There are two basic types of churches in Lalibela:
1. Rock-hewn cave churches, which are cut inwards from a more or less vertical cliff face sometimes using and widening an existing natural cave.
2. Rock-hewn monolithic churches, which imitate a built- up structure but are cut in one piece from the rock and separated from it all round by a trench. Nowhere else in the world are constructions of this particular kind found.
Lalibela’s name means, “The bee recognizes its sovereignty”. Bees have special significance in Lalibela as a result and they make a special honey-wine called Tej - surprisingly bitter-sweet to taste.
Shelter. In the countryside of Ethiopia. November, 2011.
November 7, 2011. Simien Mountains, Ethiopia. By no means is this photograph spectacular, but it was all I could snap in the heat of the moment. There I was, sitting atop a cliff overlooking the breathtaking Simien Mountain Range. It had been a long day and I was enjoying my late afternoon lunch of rice and meat that I had picked up in Debark. I did not have utensils and so was scooping it up with my hands.
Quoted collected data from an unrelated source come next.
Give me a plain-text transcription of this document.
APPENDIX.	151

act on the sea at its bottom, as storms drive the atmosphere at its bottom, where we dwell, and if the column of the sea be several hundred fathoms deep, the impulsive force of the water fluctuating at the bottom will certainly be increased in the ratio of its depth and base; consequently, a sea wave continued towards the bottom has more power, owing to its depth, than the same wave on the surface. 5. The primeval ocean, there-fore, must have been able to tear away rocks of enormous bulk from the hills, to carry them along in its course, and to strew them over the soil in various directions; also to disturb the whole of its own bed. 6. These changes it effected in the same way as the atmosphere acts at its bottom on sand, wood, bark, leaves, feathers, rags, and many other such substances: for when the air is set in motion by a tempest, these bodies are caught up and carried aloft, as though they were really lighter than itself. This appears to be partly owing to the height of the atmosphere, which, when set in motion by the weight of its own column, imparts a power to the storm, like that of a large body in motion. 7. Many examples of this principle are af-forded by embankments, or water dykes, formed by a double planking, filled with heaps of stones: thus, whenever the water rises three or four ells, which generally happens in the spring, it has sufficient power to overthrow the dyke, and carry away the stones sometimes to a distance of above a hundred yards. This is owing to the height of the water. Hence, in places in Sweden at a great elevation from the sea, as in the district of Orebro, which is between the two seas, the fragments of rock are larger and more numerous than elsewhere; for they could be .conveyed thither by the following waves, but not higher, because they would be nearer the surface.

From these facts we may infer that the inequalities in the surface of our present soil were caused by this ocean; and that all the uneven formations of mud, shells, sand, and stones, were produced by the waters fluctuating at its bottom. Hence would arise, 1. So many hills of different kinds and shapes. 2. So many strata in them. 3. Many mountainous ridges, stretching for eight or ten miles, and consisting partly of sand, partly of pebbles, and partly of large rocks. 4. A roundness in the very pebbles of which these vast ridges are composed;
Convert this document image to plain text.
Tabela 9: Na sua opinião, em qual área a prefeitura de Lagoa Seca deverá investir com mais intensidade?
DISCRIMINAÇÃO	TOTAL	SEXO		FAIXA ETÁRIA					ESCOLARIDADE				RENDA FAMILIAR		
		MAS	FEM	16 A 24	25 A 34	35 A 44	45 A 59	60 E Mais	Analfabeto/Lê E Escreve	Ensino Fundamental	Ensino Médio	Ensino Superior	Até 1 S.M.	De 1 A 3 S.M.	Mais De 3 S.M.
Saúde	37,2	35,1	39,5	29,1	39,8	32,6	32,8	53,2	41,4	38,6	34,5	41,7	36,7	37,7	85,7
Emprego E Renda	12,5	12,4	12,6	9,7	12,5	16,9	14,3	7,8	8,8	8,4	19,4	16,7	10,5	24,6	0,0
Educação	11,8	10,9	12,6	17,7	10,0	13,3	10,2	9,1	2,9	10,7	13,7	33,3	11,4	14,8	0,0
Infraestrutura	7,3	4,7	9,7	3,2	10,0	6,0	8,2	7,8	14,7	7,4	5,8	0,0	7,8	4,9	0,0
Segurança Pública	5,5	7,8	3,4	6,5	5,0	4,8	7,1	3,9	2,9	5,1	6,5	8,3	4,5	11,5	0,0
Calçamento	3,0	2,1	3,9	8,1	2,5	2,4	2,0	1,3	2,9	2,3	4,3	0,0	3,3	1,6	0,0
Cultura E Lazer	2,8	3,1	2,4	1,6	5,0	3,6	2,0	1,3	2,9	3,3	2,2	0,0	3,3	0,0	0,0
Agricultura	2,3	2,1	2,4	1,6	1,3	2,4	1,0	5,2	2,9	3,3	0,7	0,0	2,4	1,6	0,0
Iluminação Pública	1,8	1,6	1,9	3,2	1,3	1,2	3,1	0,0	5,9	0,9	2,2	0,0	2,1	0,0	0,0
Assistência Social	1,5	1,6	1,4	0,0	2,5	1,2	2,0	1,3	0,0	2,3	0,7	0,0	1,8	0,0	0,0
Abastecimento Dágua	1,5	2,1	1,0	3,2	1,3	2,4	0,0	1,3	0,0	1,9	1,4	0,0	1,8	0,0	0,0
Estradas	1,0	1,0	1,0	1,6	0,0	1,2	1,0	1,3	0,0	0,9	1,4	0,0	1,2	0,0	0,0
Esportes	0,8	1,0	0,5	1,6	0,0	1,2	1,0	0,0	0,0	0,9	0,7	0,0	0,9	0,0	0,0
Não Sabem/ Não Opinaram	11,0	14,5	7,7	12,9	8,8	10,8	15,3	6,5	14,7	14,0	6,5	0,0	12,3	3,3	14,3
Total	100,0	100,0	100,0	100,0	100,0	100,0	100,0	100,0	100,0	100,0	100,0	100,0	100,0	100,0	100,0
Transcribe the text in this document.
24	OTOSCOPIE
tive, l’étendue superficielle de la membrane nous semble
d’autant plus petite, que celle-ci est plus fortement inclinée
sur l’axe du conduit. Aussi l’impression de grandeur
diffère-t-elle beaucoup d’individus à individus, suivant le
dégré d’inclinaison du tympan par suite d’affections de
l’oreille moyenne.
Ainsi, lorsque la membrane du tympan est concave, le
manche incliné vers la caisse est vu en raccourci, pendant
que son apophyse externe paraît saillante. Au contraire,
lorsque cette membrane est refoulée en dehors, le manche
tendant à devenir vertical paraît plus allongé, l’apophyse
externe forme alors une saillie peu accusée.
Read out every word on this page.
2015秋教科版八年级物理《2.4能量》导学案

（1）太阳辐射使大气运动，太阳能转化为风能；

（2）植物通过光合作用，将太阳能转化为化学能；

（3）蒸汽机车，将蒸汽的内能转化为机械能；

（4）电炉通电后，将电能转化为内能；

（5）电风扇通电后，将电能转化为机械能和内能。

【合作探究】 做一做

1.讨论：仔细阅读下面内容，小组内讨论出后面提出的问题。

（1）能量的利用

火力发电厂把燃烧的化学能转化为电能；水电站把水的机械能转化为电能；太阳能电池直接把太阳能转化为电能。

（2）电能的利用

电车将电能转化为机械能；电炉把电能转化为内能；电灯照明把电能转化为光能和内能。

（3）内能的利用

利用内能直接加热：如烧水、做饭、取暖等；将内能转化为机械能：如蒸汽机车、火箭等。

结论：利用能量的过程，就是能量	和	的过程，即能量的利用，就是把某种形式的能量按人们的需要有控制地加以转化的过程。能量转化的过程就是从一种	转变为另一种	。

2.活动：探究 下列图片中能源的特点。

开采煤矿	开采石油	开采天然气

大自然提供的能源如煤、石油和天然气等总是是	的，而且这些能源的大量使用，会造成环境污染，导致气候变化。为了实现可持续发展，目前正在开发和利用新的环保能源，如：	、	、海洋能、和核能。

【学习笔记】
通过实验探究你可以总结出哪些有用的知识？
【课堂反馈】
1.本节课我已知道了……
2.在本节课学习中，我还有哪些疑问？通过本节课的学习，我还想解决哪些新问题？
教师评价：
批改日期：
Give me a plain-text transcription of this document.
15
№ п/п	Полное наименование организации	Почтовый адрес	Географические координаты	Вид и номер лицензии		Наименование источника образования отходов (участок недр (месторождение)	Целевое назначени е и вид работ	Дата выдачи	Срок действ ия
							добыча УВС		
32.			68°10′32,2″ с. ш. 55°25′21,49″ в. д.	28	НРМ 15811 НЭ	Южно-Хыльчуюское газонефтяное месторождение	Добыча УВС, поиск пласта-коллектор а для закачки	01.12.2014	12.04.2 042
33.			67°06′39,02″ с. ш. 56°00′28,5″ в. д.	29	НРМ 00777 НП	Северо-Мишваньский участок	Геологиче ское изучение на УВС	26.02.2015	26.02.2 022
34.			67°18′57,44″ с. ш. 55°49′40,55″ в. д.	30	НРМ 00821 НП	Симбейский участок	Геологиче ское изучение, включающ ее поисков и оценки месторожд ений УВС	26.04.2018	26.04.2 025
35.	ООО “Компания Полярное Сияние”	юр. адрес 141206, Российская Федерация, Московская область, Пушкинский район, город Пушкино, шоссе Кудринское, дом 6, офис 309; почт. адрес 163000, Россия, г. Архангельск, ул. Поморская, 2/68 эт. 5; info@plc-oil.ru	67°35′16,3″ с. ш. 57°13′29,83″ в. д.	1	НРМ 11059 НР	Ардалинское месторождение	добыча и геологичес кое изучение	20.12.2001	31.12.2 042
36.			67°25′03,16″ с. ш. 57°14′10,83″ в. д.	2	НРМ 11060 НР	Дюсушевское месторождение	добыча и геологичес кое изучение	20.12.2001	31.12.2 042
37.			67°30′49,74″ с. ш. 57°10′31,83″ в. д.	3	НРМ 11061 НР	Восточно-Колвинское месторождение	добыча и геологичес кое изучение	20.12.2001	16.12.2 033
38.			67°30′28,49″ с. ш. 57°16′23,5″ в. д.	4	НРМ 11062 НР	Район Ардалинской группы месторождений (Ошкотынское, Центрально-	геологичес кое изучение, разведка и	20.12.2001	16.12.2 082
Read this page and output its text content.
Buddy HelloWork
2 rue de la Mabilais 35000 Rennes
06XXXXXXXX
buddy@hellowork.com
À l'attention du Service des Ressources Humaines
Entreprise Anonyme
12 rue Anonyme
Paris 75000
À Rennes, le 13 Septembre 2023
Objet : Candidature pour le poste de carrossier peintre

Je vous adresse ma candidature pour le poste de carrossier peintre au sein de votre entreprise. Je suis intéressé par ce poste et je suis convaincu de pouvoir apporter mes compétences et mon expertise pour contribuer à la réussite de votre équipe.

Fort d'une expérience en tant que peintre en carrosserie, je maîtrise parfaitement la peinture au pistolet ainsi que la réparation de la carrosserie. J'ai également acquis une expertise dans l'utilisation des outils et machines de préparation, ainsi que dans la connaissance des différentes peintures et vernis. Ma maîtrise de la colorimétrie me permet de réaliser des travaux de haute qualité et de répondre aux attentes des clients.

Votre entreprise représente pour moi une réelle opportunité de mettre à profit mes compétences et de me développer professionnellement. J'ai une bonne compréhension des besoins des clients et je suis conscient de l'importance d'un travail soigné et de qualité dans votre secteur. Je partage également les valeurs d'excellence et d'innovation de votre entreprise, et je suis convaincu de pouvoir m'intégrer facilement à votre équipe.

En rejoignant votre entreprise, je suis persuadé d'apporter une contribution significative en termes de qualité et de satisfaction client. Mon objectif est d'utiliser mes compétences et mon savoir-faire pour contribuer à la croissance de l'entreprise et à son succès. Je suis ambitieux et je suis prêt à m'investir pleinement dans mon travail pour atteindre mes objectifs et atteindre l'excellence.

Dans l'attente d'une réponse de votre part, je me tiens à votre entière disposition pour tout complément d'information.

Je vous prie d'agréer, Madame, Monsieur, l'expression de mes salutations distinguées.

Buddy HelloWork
As if from thin air behind me I heard a WOOSH, followed by a THUNK, as this eagle smacked my hand while trying to eat the meat from it. I had no idea what hit me. I looked back and forth, then finally up as I saw the eagle rapidly circling in a downward spiral aiming to attack again. And man, with those two enormous eyes glaring down at me, I felt like a rabbit with nowhere to hide. So what did I do? I’m embarrassed to admit that my instinct was to react like a four year old and duck (if I can’t see the eagle, it can’t see me, right?). Thankfully my mountain scout was nearby and, having seen this comedy play out before him, ran over and flung his jacket in the air to shoo the eagle away. I had just enough time to jump up and ditch the food further away, run back and snap this shot of my hunter before he flew off over the abyss of cliffs below us.
November 7, 2011. Simien Mountains, Ethiopia. Gelada “Bleeding Heart” Baboon: endemic to Ethiopia, it is the only primate that feeds on grass and has its ‘mating skin’ on its chest. They live in large social groups (up to 800!). The females decide who’s boss, the young males form bachelor groups, and the older males take on a grandfather-type role to look after the young. They were so peaceful - I was literally walking around them!
November 7, 2011. Simien Mountains, Ethiopia. A shepherd shows me how he uses his whip.
November 7, 2011. Simien Mountains, Ethiopia. These ladies work at the Simien Mountain Lodge. I want to return and stay in that lodge someday. The Simien range is breathtaking and deserves at least a good 4 to 5 day trek.